Rolling Stones wechseln die Plattenfirma
London/dpa. - Die Rolling Stones haben der krisengeschüttelten Musikfirma EMI einen weiteren Schlag zugefügt. Die Rock-Legenden wechseln nach mehreren Jahrzehnten zum Konkurrenten Universal Music.
Der neue langfristige Vertrag umfasse künftige Aufnahmen und auch frühere Alben wie «Sticky Fingers» oder «Exile On Main St.», teilte der Branchenführer Universal Music am Freitagabend mit. Finanzielle Details wurden nicht bekannt.
Über einen Wechsel der Rolling Stones war bereits seit längerem spekuliert worden. Der neue EMI-Eigentümer Guy Hands versucht, das britische Traditionsunternehmen mit einem rigiden Sparprogramm wieder auf Kurs zu bringen. EMI wurde schwer von Absatzeinbrüchen auf dem CD-Markt getroffen und glitt in die roten Zahlen ab. Derzeit werden bis zu 2000 der mehr als 5000 Arbeitsplätze abgebaut. Mega-Deals, wie sie von Schwergewichten wie den Rolling Stones verlangt werden können, passen da nicht ins Konzept. Der Konzern verlor bereits Stars wie Paul McCartney und Radiohead. Stones-Chef Mick Jagger dürfte sich mit dem neuen Vertrag ein angenehmes Geschenk zum 65. Geburtstag am vergangenen Samstag gemacht haben.
In der Branche ist allerdings umstritten, wie wertvoll Aufnahme- Verträge mit namhaften Musikern in Zeiten sinkender CD-Verkäufe noch sind. Die Rolling Stones verdienten im vergangenen Jahr zwar so gut wie keine andere Band - das liegt aber vor allem an den Einnahmen von rund 560 Millionen Dollar aus der vergangenen Welttournee.
Deshalb wäre es für EMI aus wirtschaftlicher ein Fehler gewesen, die Stones mit einem allzu teuren Vertrag halten zu wollen, sagte ein EMI-Insider der «Financial Times» (Samstag). «Sie verdienen zwar viel Geld - aber mit Konzerttourneen für sich selber. Sie verkaufen nicht viele Aufnahmen.» Genau das habe den Konzern in den desolaten Zustand gebracht, in dem Hands ihn gekauft habe: «Sie haben unnötig hohe Verträge abgeschlossen, um Künstler zu halten.» Auch der EMI- Vertraute räumte allerdings ein, dass der Abschied der Rolling Stones ein schwerer Schlag für das Image der Plattenfirma sei. Ihr jüngstes Album «Shine The Light» - der Soundtrack zu Martin Scorceses Konzertfilm - soll in diesem Jahr weltweit 645 000 Mal verkauft worden sein, berichtete das «Wall Street Journal».

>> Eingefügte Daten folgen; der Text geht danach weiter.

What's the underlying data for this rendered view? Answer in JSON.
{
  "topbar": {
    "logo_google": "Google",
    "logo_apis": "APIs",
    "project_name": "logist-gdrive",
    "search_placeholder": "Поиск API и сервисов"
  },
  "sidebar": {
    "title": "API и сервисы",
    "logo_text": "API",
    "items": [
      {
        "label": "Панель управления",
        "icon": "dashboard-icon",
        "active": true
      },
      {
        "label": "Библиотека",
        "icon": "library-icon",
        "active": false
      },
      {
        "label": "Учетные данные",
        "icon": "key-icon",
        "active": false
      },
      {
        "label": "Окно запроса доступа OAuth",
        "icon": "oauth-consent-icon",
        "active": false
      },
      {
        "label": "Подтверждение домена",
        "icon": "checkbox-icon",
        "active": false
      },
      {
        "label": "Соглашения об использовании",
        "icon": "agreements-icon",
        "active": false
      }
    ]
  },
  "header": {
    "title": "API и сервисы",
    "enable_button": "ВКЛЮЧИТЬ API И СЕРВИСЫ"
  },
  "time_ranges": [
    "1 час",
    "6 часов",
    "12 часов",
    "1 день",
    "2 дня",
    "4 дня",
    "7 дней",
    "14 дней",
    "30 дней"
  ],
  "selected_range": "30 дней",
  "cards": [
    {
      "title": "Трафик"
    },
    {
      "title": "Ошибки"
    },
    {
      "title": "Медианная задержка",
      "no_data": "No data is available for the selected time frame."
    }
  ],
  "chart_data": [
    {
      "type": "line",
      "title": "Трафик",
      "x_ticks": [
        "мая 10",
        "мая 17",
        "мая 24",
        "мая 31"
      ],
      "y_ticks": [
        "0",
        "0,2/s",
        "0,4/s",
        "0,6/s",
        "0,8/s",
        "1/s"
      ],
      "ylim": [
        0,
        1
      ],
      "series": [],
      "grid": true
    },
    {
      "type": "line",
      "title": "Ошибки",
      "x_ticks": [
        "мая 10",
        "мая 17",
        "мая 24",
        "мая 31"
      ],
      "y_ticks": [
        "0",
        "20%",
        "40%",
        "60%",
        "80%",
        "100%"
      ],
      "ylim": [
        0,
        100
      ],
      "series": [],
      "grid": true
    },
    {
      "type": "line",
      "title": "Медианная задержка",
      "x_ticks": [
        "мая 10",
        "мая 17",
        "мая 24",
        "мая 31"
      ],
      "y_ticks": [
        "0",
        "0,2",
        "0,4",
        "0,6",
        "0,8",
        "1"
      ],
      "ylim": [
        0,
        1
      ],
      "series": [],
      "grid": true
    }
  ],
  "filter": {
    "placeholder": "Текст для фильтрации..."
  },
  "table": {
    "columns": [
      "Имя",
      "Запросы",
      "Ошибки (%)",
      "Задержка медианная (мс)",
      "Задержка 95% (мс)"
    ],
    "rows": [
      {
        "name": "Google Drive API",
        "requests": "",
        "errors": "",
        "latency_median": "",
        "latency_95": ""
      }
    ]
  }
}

Hands hatte EMI im vergangenen Jahr für insgesamt vier Milliarden Pfund (heute gut fünf Mrd Euro) gekauft. Er hatte schnell für Unmut unter seinen Stars gesorgt, als er von «faulen» Künstlern bei EMI sprach. Der Manager von Robbie Williams soll ihm daraufhin das Gebaren eines Plantagenbesitzers attestiert haben. Williams hatte 2002 mit einem 80 Millionen Pfund schweren Plattenvertrag für aufsehen gesorgt. Vor allem nachdem sich das jüngste Williams-Album nur mäßig verkaufte, sprechen Kritiker von einem schlechten Geschäft für EMI. Ein weiteres Beispiel für einen umstrittenen Star-Deal ist der schätzungsweise 100 Millionen Dollar schwere Vertrag des US- Rockers Bruce Springsteen, der vor einigen Jahren den damaligen Chef des Konkurrenten Sony BMG mit den Job gekostet haben soll.
Als zukunftsweisen gelten heute zudem sogenannte 360-Grad-Deals, die die gesamte Wertschöpfungskette umfassen. Die reinen Plattenverträge machen dabei nur einen Teil aus, das Geld sollen auch Konzerttourneen und der Verkauf von Fanartikeln einbringen. Im vergangenen Jahr schloss Madonna so einen Vertrag mit dem US- Konzertveranstalter Live Nation ab. Medienberichten zufolge hat der Zehn-Jahres-Kontrakt ein Volumen von 120 Millionen Dollar. Nachdem Live Nation zu ähnlichen Konditionen auch den US-Rapper Jay-Z unter Vertrag genommen hatte, wurde spekuliert, die Rolling Stones könnten die nächsten sein.